Minggu

718 91 24
                                    

PADA HARI MINGGU:
KITA KENALAN DULU

PADA HARI MINGGU:KITA KENALAN DULU

Ups! Gambar ini tidak mengikuti Pedoman Konten kami. Untuk melanjutkan publikasi, hapuslah gambar ini atau unggah gambar lain.

Kenalin, namanya Ryujin. Umur 15 tahun. Zodiak Aries. Golongan darah O. Tingginya sekitar 160 sentimeteran, sementara berat badan ... cukup Tuhan saja yang tahu, kamu jangan. Intinya mah, berat, euy—Dilan pun enggak akan kuat. Di lingkar pertemanannya, biasanya dia dipanggil 'Ryu'—biar keren dan kekinian banget gitu, loh; sedangkan di rumah, dia kerap dipanggil 'Adek' buat menegaskan titel sebagai adik bungsu, kendati abangnya yang kurang ajar lebih sering menyebutnya 'Inong', 'Nongnong', 'Jenong' dan kata turunan nong-nong-nong lainnya; tetapi khusus hari Minggu, cukup sebut saja dia ....

"Inem!"

Iya. Seperti itu. Hmm.

Dengan rambut dicepol asal-asalan, berbalut sepotong baju tidur longgar tanpa lengan, dan tentunya belum mandi, si Inem ogah-ogahan keluar rumah sambil menenteng setengah ember air dan menyeret gagang pel. Tugas pertamanya hari ini adalah mengepel teras sampai bersih. Dan 'bersih' dalam kamus Ibun sama artinya dengan: kinclong cling-cling hingga bisa dipakai berkaca. Buset, deh.

Padahal Ryujin ngantuk sengantuk-ngantuknya. Semalam dia kurang tidur gara-gara begadang menamatkan bacaan novel barunya yang setebal catatan dosa.

Kelopaknya ditutup-buka berkali-kali buat memfokuskan netra, tapi enggak berhasil sama sekali. Hingga akhirnya, matanya menyerah. Keduanya terpejam. Selama beberapa jenak, yang dia lakukan adalah berdiri sambil memaju-mundurkan kain pel secara asal-asalan.

"Kalo kerja yang bener dong, Nem!" protes Ayah. "Punten dulu kek, apa kek. Kaki Ayah ditubruk-tubruk aja," cerocosnya. Ia mendelik. Bibirnya maju beberapa senti dan tidak kunjung mundur walaupun sambil mengunyah bala-bala.

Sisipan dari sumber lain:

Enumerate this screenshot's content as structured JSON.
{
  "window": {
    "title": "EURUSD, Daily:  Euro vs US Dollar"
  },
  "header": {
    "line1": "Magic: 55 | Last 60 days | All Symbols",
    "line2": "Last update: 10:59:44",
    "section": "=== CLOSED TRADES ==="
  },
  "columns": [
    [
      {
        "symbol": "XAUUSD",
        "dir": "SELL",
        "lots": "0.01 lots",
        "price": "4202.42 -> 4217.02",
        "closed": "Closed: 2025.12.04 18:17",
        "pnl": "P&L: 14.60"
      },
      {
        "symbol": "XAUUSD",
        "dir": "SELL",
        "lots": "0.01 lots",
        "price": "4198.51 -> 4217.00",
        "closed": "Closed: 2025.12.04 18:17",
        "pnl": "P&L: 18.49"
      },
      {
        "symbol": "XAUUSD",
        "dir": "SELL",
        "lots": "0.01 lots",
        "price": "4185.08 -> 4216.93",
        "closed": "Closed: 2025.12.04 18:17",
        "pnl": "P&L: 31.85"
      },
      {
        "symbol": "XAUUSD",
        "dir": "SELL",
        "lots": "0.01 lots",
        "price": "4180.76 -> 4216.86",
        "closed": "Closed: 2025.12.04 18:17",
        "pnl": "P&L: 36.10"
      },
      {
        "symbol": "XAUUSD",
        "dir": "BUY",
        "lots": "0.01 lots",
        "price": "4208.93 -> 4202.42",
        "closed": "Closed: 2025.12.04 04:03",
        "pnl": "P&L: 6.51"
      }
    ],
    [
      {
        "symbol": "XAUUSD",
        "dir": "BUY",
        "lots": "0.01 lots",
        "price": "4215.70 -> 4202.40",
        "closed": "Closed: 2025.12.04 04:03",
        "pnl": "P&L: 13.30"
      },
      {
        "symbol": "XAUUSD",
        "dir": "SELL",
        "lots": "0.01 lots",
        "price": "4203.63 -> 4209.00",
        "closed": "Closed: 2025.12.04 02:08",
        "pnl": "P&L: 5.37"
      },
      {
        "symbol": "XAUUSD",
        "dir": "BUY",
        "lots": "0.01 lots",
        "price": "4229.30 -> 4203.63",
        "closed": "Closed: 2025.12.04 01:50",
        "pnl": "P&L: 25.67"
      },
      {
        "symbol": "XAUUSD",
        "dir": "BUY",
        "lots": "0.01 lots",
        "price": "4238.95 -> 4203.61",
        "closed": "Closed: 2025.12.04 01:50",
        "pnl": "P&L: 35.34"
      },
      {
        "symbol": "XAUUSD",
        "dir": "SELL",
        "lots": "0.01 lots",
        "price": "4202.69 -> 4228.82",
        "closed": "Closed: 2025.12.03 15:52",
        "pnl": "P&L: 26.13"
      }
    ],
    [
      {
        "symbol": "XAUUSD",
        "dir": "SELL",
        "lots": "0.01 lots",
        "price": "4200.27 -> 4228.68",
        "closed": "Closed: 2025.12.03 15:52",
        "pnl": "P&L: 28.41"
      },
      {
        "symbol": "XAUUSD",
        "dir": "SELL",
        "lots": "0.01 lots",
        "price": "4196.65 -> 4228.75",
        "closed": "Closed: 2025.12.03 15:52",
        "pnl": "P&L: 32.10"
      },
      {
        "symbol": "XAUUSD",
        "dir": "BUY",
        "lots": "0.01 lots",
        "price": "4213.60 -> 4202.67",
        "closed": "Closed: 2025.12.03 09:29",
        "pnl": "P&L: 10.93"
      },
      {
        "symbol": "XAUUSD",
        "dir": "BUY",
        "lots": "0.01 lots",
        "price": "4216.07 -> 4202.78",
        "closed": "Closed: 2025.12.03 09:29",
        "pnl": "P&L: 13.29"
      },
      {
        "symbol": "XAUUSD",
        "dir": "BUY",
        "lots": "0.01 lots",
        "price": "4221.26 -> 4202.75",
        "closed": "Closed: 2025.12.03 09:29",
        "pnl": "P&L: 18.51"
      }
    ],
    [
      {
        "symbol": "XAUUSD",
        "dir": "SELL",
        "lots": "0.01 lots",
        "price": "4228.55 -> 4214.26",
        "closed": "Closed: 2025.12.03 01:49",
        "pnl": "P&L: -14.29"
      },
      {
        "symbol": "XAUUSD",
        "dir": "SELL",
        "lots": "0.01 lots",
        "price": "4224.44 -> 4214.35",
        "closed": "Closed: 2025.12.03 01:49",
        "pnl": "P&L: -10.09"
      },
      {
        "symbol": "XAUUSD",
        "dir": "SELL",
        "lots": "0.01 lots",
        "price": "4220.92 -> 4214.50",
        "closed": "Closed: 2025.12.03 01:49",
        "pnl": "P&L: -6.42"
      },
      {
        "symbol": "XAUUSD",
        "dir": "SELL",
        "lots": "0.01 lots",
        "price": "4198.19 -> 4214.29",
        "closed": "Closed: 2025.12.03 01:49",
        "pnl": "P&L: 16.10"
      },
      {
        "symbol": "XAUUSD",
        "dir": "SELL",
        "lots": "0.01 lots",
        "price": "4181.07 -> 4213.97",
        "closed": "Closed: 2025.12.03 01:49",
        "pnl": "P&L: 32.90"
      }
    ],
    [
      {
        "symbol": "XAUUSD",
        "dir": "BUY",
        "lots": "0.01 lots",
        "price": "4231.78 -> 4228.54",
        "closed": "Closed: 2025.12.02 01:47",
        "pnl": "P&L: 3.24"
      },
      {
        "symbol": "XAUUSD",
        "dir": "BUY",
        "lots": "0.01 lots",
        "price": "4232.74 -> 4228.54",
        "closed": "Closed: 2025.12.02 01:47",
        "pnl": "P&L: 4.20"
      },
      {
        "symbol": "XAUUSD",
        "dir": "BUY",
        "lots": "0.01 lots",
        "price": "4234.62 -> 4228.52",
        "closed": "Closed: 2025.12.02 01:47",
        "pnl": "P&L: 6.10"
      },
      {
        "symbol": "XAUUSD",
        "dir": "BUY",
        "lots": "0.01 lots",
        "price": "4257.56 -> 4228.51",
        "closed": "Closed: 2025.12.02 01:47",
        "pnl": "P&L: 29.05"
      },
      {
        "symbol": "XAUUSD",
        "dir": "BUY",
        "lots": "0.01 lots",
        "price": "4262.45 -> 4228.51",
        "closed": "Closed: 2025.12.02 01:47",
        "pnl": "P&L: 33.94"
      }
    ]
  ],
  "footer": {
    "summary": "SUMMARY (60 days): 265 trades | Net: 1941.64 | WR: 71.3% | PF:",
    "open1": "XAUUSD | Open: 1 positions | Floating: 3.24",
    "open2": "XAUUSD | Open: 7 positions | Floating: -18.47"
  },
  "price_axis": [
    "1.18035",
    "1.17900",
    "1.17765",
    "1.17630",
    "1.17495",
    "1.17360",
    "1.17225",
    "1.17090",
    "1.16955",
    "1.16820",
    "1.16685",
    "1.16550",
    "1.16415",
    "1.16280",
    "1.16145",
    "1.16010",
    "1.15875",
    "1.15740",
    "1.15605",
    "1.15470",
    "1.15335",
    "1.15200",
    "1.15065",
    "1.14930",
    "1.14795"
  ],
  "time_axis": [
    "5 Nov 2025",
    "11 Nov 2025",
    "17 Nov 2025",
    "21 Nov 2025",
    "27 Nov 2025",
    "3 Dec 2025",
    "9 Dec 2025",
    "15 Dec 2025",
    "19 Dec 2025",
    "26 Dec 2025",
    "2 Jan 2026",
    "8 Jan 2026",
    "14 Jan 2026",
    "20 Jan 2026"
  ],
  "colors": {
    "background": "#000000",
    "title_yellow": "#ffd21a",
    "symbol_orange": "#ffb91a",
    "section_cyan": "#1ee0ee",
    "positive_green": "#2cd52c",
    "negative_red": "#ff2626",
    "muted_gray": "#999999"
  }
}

Sembari membuka mata, Ryujin menaikkan alis sebagai isyarat bertanya. Dia lalu melirik kerjaannya. Ternyata, pel-nya beberapa kali menabrak kaki Ayah yang sedang duduk di kursi rotan. Mulutnya praktis menggumam, "Maaf atuh, Yah." sambil cecengesan.

Kain pel dimasukkan ke dalam ember, gagangnya bersandar di dinding. Dia berjongkok di depan meja dan mulai mencomot bubuk gorengan di piring. Sesekali juga menyeruput kopi susu milik bapaknya buat menghilangkan sedikit kantuk yang masih bergelayut.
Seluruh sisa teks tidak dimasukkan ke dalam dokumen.